Michel was born in 1935 in Recas, Romania, a member of the Banat Swabian ethnic minority about which he would write a book in his retirement. In the aftermath of World War II, he traveled with his mother to Austria, where they lived for five years in a displaced persons camp. They immigrated in 1952 to the United States, settling in Milwaukee.

An expert in the qualitative analysis of dynamical systems and author of 12 textbooks and monographs, Michel joined Notre Dame’s Department of Electrical Engineering as its chair in 1984. Four years later, he was tapped to serve as dean of the college, which he would lead until 1998. During this period, the college established the Department of Computer Science and Engineering, recruiting faculty and marshaling resources for one of its present strengths, in nanoelectronics.

Michel was a jovial man, “the spark in every room,” said Panos Antsaklis, the H. Clifford and Evelyn A. Brosey Professor in Electrical Engineering and the co-author with Michel of two textbooks.
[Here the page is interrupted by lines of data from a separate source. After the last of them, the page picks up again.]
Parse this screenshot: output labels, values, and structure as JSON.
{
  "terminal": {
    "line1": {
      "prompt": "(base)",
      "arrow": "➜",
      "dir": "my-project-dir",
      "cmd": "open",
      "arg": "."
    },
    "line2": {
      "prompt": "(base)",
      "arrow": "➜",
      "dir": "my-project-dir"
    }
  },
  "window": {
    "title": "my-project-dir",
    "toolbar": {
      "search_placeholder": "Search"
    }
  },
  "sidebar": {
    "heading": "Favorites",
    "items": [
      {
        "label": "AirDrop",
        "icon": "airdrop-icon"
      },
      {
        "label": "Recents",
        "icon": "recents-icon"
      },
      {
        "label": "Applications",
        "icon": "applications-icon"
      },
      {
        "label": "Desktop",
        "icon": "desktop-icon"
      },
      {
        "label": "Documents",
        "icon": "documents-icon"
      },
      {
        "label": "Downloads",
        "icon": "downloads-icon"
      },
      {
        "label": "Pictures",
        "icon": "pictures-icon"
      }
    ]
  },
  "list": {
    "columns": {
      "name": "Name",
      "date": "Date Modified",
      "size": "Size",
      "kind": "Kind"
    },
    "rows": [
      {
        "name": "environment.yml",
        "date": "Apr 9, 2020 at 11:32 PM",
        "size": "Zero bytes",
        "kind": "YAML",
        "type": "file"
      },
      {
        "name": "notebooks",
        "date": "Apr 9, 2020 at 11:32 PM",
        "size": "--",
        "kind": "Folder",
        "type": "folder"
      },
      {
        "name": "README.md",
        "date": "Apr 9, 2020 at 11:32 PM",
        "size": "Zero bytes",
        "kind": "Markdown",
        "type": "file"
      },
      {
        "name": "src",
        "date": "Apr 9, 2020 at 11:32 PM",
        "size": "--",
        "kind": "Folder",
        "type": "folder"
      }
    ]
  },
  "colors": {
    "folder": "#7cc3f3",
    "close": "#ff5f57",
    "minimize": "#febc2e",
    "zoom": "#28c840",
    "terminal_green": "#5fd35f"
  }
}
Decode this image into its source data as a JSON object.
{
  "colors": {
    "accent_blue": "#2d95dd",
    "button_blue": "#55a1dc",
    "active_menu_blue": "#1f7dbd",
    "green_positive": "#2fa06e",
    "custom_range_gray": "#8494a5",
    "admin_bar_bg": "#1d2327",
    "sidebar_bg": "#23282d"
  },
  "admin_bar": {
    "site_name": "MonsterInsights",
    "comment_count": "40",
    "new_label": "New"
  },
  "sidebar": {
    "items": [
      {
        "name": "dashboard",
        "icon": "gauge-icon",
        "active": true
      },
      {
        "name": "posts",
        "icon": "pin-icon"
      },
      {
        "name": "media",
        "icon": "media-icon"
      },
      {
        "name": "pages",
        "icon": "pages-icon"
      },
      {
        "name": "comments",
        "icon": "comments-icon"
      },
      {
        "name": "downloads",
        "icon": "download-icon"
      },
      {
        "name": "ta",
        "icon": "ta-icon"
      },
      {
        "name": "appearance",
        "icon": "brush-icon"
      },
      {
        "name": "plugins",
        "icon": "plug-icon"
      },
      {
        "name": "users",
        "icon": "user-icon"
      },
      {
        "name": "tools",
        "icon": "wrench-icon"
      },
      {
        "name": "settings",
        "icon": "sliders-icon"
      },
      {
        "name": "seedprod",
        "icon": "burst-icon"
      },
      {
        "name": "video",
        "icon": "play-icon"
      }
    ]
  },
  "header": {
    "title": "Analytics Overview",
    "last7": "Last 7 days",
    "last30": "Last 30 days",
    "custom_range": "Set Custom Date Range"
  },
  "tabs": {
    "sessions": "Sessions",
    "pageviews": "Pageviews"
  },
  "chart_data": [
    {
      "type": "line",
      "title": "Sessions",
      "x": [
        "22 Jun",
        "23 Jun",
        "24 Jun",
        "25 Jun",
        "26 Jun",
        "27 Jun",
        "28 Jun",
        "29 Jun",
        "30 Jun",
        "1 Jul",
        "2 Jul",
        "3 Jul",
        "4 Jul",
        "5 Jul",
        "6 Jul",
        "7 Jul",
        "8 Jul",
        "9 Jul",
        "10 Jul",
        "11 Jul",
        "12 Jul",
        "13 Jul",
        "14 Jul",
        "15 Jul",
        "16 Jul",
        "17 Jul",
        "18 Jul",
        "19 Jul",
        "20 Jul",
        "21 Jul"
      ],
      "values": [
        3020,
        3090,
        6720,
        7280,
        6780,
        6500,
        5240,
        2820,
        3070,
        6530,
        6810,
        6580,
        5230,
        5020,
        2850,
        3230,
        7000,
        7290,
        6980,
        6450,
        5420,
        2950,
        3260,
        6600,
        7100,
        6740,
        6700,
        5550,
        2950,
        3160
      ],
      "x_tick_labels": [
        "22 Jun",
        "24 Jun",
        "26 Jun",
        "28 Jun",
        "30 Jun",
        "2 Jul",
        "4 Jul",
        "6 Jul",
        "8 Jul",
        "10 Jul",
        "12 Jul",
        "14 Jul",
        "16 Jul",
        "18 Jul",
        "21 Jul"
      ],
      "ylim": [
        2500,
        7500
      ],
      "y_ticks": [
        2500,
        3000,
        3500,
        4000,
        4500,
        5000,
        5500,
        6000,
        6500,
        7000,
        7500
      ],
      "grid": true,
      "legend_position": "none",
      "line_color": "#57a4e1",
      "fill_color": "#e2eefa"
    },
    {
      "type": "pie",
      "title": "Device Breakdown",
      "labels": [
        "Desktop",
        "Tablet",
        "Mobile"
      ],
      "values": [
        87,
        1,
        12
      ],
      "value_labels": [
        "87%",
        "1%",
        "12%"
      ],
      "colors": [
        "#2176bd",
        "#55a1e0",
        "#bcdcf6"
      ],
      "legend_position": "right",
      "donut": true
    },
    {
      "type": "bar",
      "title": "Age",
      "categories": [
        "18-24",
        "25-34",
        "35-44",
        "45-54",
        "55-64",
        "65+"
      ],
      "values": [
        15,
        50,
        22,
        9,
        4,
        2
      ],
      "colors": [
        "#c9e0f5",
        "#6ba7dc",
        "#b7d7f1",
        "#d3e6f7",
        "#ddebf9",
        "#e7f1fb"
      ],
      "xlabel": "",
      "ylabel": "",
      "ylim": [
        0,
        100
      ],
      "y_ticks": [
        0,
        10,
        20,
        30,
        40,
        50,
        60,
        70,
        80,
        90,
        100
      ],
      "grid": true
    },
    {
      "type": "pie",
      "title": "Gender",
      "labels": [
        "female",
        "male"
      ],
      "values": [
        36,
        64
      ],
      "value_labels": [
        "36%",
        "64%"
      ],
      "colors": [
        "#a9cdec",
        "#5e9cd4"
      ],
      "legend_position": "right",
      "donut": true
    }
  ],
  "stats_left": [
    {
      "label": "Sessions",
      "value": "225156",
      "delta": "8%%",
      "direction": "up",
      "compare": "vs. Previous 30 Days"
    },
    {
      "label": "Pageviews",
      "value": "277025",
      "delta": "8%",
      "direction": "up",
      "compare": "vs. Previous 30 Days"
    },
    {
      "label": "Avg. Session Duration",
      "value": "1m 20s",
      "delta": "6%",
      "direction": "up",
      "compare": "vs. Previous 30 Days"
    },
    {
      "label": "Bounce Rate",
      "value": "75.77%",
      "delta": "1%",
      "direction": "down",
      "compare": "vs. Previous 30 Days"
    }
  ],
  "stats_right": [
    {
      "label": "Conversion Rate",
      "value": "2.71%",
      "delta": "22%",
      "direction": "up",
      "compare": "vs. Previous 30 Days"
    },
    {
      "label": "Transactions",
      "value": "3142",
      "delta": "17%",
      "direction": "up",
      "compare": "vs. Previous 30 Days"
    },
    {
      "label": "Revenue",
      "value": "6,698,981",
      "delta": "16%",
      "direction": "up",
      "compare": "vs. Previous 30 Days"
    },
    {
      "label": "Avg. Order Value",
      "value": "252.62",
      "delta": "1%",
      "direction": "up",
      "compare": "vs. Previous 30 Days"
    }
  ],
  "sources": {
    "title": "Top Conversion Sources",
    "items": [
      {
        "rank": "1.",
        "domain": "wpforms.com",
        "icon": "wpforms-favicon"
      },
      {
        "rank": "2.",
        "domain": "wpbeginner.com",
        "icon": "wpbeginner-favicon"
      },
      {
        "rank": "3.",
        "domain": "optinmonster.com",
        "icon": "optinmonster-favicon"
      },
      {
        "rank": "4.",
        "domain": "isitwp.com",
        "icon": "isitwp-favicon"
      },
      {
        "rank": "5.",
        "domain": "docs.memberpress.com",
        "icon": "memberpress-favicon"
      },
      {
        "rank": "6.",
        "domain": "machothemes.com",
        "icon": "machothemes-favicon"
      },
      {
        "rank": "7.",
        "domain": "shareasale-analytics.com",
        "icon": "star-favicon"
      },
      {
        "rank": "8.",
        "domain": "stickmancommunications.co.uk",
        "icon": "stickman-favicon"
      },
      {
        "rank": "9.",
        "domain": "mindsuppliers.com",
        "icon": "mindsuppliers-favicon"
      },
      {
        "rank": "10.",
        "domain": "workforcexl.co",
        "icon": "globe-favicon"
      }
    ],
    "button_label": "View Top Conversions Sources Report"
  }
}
Antsaklis said his colleague and friend “was always full of energy, always having ideas. He was very thoughtful.” Even while dean, he said, Michel continued to be a prolific scholar and researcher.

Trained in electrical engineering at Marquette University, where he earned three degrees, Michel spent seven years in the aerospace industry and later earned a doctorate of science in applied mathematics from the Technical University of Graz in Austria. He returned to Austria again as a Fulbright Scholar in 1992 and was elected a foreign member of the Russian Academy of Engineering that same year. In 1998, Germany’s Alexander von Humboldt Foundation granted Michel one of its prestigious research awards, a recognition of a lifetime body of work that has made a significant impact on a scholar’s discipline.

A dedicated family man, Michel is survived by Leone, his wife of 62 years, five children, six grandchildren and four great-grandchildren.